The bomb made by Eric Robert Rudolph that exploded in Atlanta's Centennial Olympic Park on July 27, 1996, killed spectator Alice Hawthorne, injured 111 others and led to the heart attack that killed Melih Uzunyol, a Turkish cameraman who ran to the scene of the blast.
Rudolph was first identified as a suspect in the incident nearly seven months later and spent more than five years as a fugitive hiding in the Appalachian wilderness before he was arrested as he scavenged for food in a garbage bin outside a Murphy, N.C., store on May 31, 2003.
After agreeing to plead guilty to the Olympic Park bombing and three others in order to avoid the death penalty, Rudolph released a statement explaining that his goal during the Atlanta Games was to bring events to a halt or "at least create a state of insecurity to empty the streets around the venues and thereby eat into the vast amounts of money invested."

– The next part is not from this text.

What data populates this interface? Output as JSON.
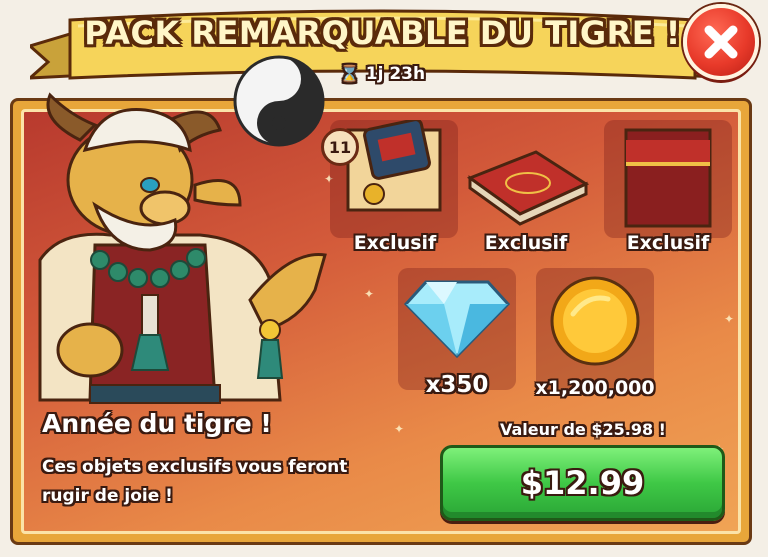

Although the bombing dampened the Games' previously celebratory mood, his plan didn't work. Not a single sporting event was canceled.
A hero in the bombing was Richard Jewell, a park security guard who spotted the knapsack holding the bomb and helped clear the area before it exploded.
However, three days later, a newspaper story citing unidentified law enforcement sources identified Jewell as the focus of a federal investigation into the bombing.
Later exonerated, Jewell has a libel lawsuit pending against the Atlanta Journal-Constitution newspaper, having reached settlements in libel cases against several other media outlets, including NBC and CNN.